Entre abril y junio trabajé en un par de proyectos paralelos a Narrativas y otras lunas: la evaluación de un programa de apoyo psicosocial en acción humanitaria y dos talleres de entrenamiento básico en mindfulness para el personal contratado en sede de una ONG. Tuve la suerte de compartirlos con dos grandes profesionales de las que aprendí mucho. Me sentí acompañada y cuidada, y me di cuenta de lo difícil que habían sido tantos meses previos sola frente al ordenador.

Desde que empecé a trabajar por mi cuenta he intercambiado proyectos e ideas con otras personas. He recibido aliento e ilusiones extra cuando se acabaron las mías, y he entendido lo que significan de verdad entusiasmo y compromiso. Cada vez que las cosas se ponían difíciles alguien tendía una mano o un sueño. He aprendido de otras personas y de mí que casi todo es posible pero dificilísimo; trabajar por cuenta propia nos lleva a niveles de aguante de los que nunca antes nos habríamos creído capaces. Después de una resistencia prolongada parece que sólo habrá dos posibles salidas: la resiliencia o la amargura, el crecimiento o el fracaso. Sin embargo, hace mucho tiempo que dejé de creer en los absolutos y las líneas rectas, y hace poco una mujer sabia me dijo que en la vida el cielo y el infierno están siempre a un paso umo de otro; que ninguno de los dos es definitivo ni dura mucho. Ahora estoy segura  de que todo es Uróboros, la aceptación de los ciclos y la impermanencia; nunca repetición o esfuerzo inútil.

Ha pasado un año y medio desde que me hice autónoma y me sigue fascinando el movimiento. Hubo y habrá muchos momentos difíciles, meses sin ingresos, sin saber de dónde vendrá el dinero mañana, recurriendo a los apoyos sin los que no habría sido posible continuar. Sembrando, como dice una buena amiga, sin tener ni idea de cuándo vendrá el momento de recoger; confiando más allá de los límites de la sensatez y la gravedad.
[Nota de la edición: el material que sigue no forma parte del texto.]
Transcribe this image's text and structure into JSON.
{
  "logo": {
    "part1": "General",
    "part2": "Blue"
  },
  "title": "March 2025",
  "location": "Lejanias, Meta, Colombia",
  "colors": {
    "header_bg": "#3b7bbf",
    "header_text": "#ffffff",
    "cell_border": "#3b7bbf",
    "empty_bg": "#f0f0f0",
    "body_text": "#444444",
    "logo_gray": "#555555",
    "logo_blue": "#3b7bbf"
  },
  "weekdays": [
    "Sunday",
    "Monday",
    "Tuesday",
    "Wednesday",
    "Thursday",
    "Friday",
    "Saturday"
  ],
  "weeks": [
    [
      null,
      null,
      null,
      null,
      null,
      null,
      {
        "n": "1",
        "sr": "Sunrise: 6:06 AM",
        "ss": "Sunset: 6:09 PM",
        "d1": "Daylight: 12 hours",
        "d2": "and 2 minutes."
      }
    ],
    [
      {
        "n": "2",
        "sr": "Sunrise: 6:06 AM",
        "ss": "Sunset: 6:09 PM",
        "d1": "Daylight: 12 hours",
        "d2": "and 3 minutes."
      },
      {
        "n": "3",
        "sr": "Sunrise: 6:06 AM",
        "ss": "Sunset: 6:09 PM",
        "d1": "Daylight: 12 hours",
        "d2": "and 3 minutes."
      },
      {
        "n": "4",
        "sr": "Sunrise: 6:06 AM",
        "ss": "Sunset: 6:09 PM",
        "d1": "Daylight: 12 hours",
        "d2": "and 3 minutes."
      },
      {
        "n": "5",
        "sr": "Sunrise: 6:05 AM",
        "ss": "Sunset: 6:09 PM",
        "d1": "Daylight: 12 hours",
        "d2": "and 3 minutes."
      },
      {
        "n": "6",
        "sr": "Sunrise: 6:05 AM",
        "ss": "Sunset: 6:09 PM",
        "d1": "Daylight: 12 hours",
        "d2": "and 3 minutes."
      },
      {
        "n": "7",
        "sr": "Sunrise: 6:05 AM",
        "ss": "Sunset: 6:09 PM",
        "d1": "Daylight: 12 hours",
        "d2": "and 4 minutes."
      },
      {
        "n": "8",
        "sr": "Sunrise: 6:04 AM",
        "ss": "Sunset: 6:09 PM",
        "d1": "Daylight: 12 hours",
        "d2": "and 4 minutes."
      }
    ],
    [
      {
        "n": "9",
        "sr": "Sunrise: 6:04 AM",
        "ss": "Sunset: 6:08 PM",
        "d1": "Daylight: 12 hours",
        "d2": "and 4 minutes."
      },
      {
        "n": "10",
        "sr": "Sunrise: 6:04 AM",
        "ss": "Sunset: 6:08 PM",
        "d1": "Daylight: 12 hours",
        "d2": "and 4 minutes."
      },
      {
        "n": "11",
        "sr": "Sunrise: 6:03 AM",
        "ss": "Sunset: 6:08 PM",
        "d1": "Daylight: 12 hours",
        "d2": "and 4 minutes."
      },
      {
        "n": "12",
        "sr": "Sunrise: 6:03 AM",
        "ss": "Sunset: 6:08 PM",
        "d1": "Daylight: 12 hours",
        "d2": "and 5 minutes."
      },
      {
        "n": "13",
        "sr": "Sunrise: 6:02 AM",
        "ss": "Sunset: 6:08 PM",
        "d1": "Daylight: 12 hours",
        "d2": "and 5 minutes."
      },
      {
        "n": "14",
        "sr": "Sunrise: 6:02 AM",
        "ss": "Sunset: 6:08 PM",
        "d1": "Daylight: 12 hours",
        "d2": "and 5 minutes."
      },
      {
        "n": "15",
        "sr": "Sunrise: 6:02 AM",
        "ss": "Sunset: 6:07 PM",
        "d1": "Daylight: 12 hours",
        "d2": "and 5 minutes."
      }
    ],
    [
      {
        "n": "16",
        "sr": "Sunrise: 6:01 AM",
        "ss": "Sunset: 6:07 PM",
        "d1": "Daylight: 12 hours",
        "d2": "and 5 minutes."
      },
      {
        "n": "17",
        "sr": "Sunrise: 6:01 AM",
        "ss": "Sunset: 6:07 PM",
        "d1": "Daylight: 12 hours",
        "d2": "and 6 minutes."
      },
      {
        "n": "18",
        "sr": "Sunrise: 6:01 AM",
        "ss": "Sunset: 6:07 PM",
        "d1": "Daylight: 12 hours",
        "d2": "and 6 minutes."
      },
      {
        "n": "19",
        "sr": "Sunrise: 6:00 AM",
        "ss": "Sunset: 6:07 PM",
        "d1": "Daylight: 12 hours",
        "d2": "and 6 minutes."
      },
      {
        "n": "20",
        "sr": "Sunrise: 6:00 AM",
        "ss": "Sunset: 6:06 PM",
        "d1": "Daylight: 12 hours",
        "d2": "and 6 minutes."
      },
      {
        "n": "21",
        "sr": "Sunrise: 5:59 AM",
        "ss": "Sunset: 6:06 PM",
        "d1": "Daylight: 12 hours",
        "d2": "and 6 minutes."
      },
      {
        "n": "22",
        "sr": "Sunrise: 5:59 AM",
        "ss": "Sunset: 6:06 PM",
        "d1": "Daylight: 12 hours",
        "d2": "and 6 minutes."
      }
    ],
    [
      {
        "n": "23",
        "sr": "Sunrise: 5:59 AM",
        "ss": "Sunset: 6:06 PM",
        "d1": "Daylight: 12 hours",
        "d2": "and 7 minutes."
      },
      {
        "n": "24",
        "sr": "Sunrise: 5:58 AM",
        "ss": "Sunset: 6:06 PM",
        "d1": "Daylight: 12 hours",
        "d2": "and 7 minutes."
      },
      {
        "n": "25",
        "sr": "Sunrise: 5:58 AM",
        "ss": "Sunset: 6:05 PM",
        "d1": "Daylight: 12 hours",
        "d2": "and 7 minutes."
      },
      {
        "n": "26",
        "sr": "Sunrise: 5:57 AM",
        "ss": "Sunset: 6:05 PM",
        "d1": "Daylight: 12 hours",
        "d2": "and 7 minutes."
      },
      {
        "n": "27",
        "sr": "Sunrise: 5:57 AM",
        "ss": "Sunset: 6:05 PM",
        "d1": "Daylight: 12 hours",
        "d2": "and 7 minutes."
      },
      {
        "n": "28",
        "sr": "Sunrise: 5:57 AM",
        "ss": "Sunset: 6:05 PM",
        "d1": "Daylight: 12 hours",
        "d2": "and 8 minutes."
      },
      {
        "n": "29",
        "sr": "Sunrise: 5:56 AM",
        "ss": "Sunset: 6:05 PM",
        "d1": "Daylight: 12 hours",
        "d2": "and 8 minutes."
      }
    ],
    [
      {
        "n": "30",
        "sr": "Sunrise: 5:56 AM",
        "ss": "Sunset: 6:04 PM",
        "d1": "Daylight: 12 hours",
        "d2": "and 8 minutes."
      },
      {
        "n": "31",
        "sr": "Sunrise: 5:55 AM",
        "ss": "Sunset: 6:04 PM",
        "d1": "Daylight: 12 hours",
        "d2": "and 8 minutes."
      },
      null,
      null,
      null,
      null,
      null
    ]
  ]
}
Aun así merece la pena porque cada vez que pensé que había perdido todas las batallas aprendí que la vida es una, hoy, aquí, ahora; me senté en una roca frente al mar a disfrutar el silencio y la belleza del vacío, el murmullo de todo lo que cambia dentro y fuera sin que podamos controlarlo. Y entonces, sólo entonces, apareció alguien que me invitó a bailar; y me dejé llevar con los ojos cerrados hasta que fui capaz de volver a sentir el ritmo, de recuperar la confianza en mi cuerpo y mis instintos. Así ha sido, literal y metafóricamente, muchas veces.

No puedo mencionar a todas las personas que me han dado su apoyo material o emocional, pero ellas saben. Si alguna vez caminaste a mi lado, compartiste con alguien mis proyectos, me preguntaste aunque fuera una sola vez cómo iba el trabajo mirándome a los ojos; si me ofreciste ideas o crudas realidades; si confiaste en mí para que trabajáramos juntas: GRACIAS. Gracias por recordarme cuál es mi canción y bailar conmigo.